The Hilbert space costratification for the orbit type strata of SU(2)-lattice gauge theory

TL;DR

This paper constructs a detailed quantum state space decomposition for SU(2) lattice gauge theory, linking classical gauge orbit structures to quantum operators using angular momentum theory and Wigner symbols.

Contribution

It introduces a novel method to explicitly determine the Hilbert space costratification for SU(2) lattice gauge theory, connecting classical stratification with quantum operator images via angular momentum combinatorics.

Findings

Explicit construction of the Hilbert space costratification for SU(2) gauge theory.

Development of an orthonormal basis and structure constants for the invariant function algebra.

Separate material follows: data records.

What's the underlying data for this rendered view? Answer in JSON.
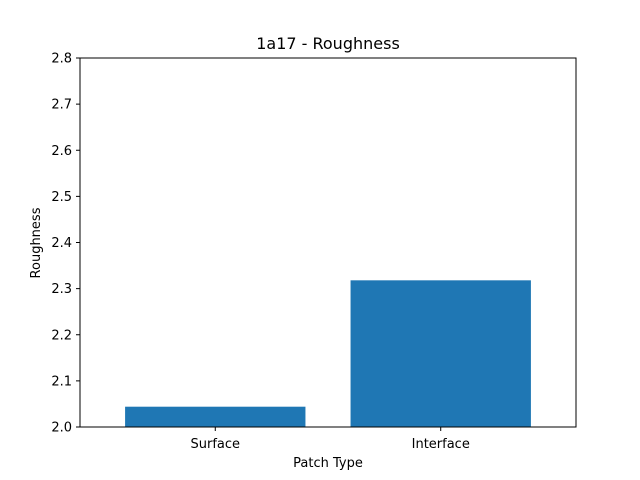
{
  "chart_data": {
    "type": "bar",
    "title": "1a17 - Roughness",
    "xlabel": "Patch Type",
    "ylabel": "Roughness",
    "categories": [
      "Surface",
      "Interface"
    ],
    "values": [
      2.044,
      2.318
    ],
    "ylim": [
      2.0,
      2.8
    ],
    "yticks": [
      "2.0",
      "2.1",
      "2.2",
      "2.3",
      "2.4",
      "2.5",
      "2.6",
      "2.7",
      "2.8"
    ],
    "grid": false,
    "bar_color": "#1f77b4"
  }
}
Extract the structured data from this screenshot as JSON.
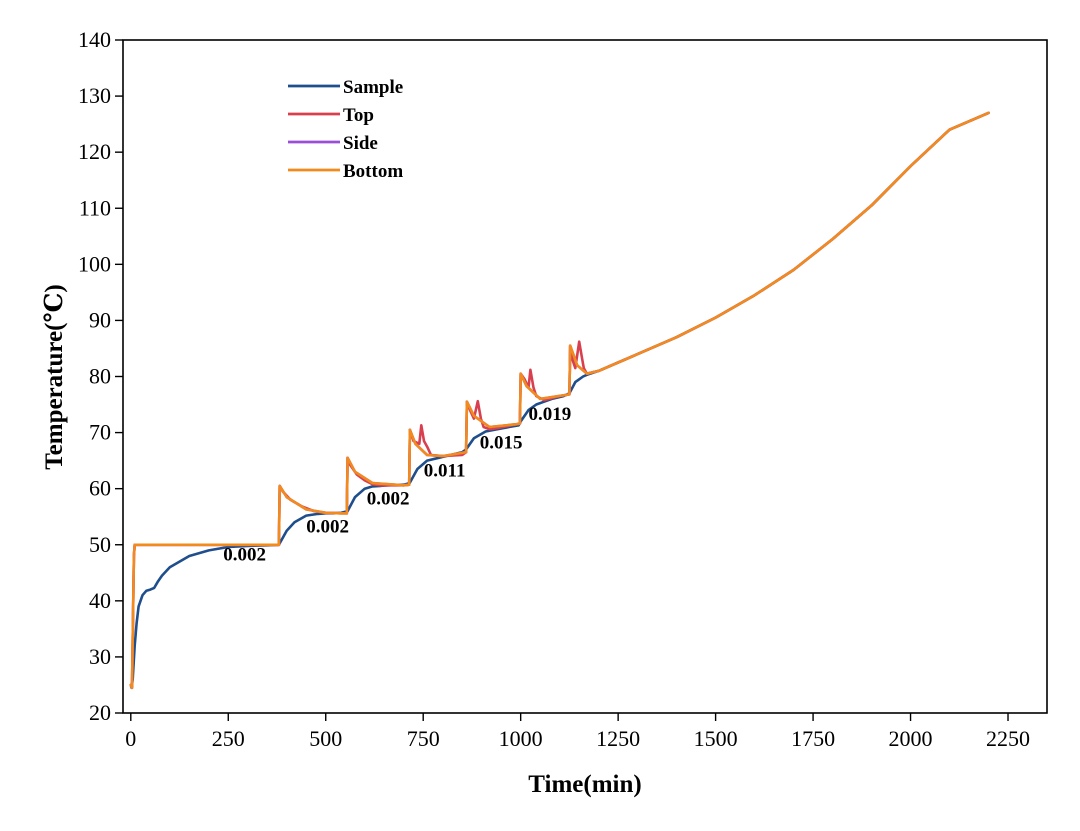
{
  "chart_data": {
    "type": "line",
    "xlabel": "Time(min)",
    "ylabel": "Temperature(℃)",
    "xlim": [
      -20,
      2350
    ],
    "ylim": [
      20,
      140
    ],
    "x_ticks": [
      0,
      250,
      500,
      750,
      1000,
      1250,
      1500,
      1750,
      2000,
      2250
    ],
    "y_ticks": [
      20,
      30,
      40,
      50,
      60,
      70,
      80,
      90,
      100,
      110,
      120,
      130,
      140
    ],
    "grid": false,
    "legend_position": "top-left",
    "legend": [
      "Sample",
      "Top",
      "Side",
      "Bottom"
    ],
    "series": [
      {
        "name": "Sample",
        "color": "#1f4e8c",
        "x": [
          0,
          2,
          5,
          10,
          15,
          20,
          30,
          40,
          50,
          60,
          70,
          80,
          100,
          150,
          200,
          250,
          300,
          350,
          380,
          400,
          420,
          450,
          480,
          500,
          520,
          540,
          556,
          575,
          600,
          620,
          640,
          660,
          700,
          715,
          735,
          760,
          790,
          820,
          850,
          860,
          880,
          910,
          940,
          970,
          995,
          1000,
          1020,
          1040,
          1060,
          1080,
          1110,
          1125,
          1140,
          1160,
          1170,
          1200,
          1250,
          1300,
          1400,
          1500,
          1600,
          1700,
          1800,
          1900,
          2000,
          2100,
          2200
        ],
        "y": [
          25,
          24.5,
          26,
          32,
          36,
          39,
          41,
          41.8,
          42,
          42.3,
          43.5,
          44.5,
          46,
          48,
          49,
          49.6,
          49.8,
          49.9,
          50,
          52.5,
          54,
          55.2,
          55.5,
          55.6,
          55.6,
          55.7,
          56,
          58.5,
          60,
          60.4,
          60.5,
          60.6,
          60.7,
          61,
          63.5,
          65,
          65.5,
          66,
          66.5,
          67,
          69,
          70.2,
          70.6,
          71,
          71.3,
          72,
          74,
          75,
          75.5,
          76,
          76.5,
          77,
          79,
          80,
          80.3,
          81,
          82.5,
          84,
          87,
          90.5,
          94.5,
          99,
          104.5,
          110.5,
          117.5,
          124,
          127
        ]
      },
      {
        "name": "Top",
        "color": "#d9404f",
        "x": [
          0,
          3,
          8,
          10,
          20,
          50,
          100,
          200,
          300,
          380,
          382,
          390,
          410,
          440,
          470,
          500,
          540,
          554,
          556,
          560,
          580,
          600,
          620,
          640,
          700,
          714,
          716,
          725,
          740,
          745,
          752,
          760,
          770,
          800,
          850,
          860,
          862,
          870,
          880,
          890,
          898,
          905,
          920,
          940,
          990,
          998,
          1000,
          1010,
          1020,
          1025,
          1033,
          1040,
          1060,
          1100,
          1125,
          1127,
          1133,
          1140,
          1150,
          1158,
          1162,
          1170,
          1200,
          1250,
          1300,
          1400,
          1500,
          1600,
          1700,
          1800,
          1900,
          2000,
          2100,
          2200
        ],
        "y": [
          25,
          24.5,
          48,
          50,
          50,
          50,
          50,
          50,
          50,
          50,
          60.5,
          59.5,
          58,
          56.8,
          56,
          55.7,
          55.6,
          55.6,
          65.5,
          64.5,
          62.5,
          61.5,
          60.8,
          60.6,
          60.6,
          60.7,
          70.5,
          68.5,
          68,
          71.3,
          68.5,
          67.5,
          66,
          65.8,
          66,
          66.5,
          75.5,
          74,
          72.5,
          75.6,
          72.5,
          71,
          70.6,
          70.8,
          71.5,
          71.6,
          80.5,
          79.5,
          78,
          81.2,
          78,
          76.5,
          75.8,
          76.5,
          76.8,
          85.5,
          83,
          81.5,
          86.2,
          83,
          81.5,
          80.5,
          81,
          82.5,
          84,
          87,
          90.5,
          94.5,
          99,
          104.5,
          110.5,
          117.5,
          124,
          127
        ]
      },
      {
        "name": "Side",
        "color": "#9b4fd6",
        "x": [
          0,
          3,
          8,
          10,
          50,
          380,
          382,
          400,
          450,
          500,
          540,
          554,
          556,
          575,
          620,
          700,
          714,
          716,
          730,
          760,
          800,
          860,
          862,
          880,
          920,
          990,
          998,
          1000,
          1015,
          1050,
          1125,
          1127,
          1145,
          1170,
          1200,
          1300,
          1400,
          1500,
          1600,
          1700,
          1800,
          1900,
          2000,
          2100,
          2200
        ],
        "y": [
          25,
          24.5,
          48,
          50,
          50,
          50,
          60.5,
          58.5,
          56.3,
          55.7,
          55.6,
          55.6,
          65.5,
          63,
          61,
          60.6,
          60.7,
          70.5,
          68,
          66,
          65.8,
          66.5,
          75.5,
          73,
          71,
          71.5,
          71.6,
          80.5,
          78.3,
          76,
          76.8,
          85.5,
          82,
          80.5,
          81,
          84,
          87,
          90.5,
          94.5,
          99,
          104.5,
          110.5,
          117.5,
          124,
          127
        ]
      },
      {
        "name": "Bottom",
        "color": "#f28a1c",
        "x": [
          0,
          3,
          8,
          10,
          50,
          100,
          200,
          300,
          380,
          382,
          400,
          450,
          500,
          540,
          554,
          556,
          575,
          620,
          700,
          714,
          716,
          730,
          760,
          800,
          860,
          862,
          880,
          920,
          990,
          998,
          1000,
          1015,
          1050,
          1125,
          1127,
          1145,
          1170,
          1200,
          1300,
          1400,
          1500,
          1600,
          1700,
          1800,
          1900,
          2000,
          2100,
          2200
        ],
        "y": [
          25,
          24.5,
          48,
          50,
          50,
          50,
          50,
          50,
          50,
          60.5,
          58.5,
          56.3,
          55.7,
          55.6,
          55.6,
          65.5,
          63,
          61,
          60.6,
          60.7,
          70.5,
          68,
          66,
          65.8,
          66.5,
          75.5,
          73,
          71,
          71.5,
          71.6,
          80.5,
          78.3,
          76,
          76.8,
          85.5,
          82,
          80.5,
          81,
          84,
          87,
          90.5,
          94.5,
          99,
          104.5,
          110.5,
          117.5,
          124,
          127
        ]
      }
    ],
    "annotations": [
      {
        "text": "0.002",
        "x": 292,
        "y": 47.2
      },
      {
        "text": "0.002",
        "x": 505,
        "y": 52.2
      },
      {
        "text": "0.002",
        "x": 660,
        "y": 57.2
      },
      {
        "text": "0.011",
        "x": 805,
        "y": 62.2
      },
      {
        "text": "0.015",
        "x": 950,
        "y": 67.2
      },
      {
        "text": "0.019",
        "x": 1075,
        "y": 72.2
      }
    ]
  }
}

Reduction of the Hamiltonian eigenvalue problem to linear algebra.

Abstract

We construct the Hilbert space costratification of $G=\mathrm{SU}(2)$-quantum gauge theory on a finite spatial lattice in the Hamiltonian approach. We build on previous work where we have implemented the classical gauge orbit strata on quantum level within a suitable holomorphic picture. In this picture, each element $\tau$ of the classical stratification corresponds to the zero locus of a finite subset $\{p_i\}$ of the algebra $\mathcal R$ of $G$-invariant representative functions on the complexification of $G^N$. Viewing the invariants as multiplication operators $\hat p_i$ on the Hilbert space $\mathcal H$, the union of their images defines a subspace of $\mathcal H$ whose orthogonal complement $\mathcal H_\tau$ is the element of the costratification corresponding to $\tau$. To construct $\mathcal H_\tau$, one has to determine the images of the $\hat p_i$ explicitly. To accomplish that goal, we construct an orthonormal basis in $\mathcal H$ and determine the multiplication law for the basis elements, that is, we determine the structure constants of $\mathcal R$ in this basis. This part of our analysis applies to any compact Lie group $G$. For $G = \mathrm{SU}(2)$, the above procedure boils down to a problem in combinatorics of angular momentum theory. Using this theory, we obtain the union of the images of the operators $\hat p_i$ as a subspace generated by vectors whose coefficients with respect to our basis are given in terms of Wigner's $3nj$ symbols. The latter are further expressed in terms of $9j$ symbols. Using these techniques, we are also able to reduce the eigenvalue problem for the Hamiltonian of this theory to a problem in linear algebra.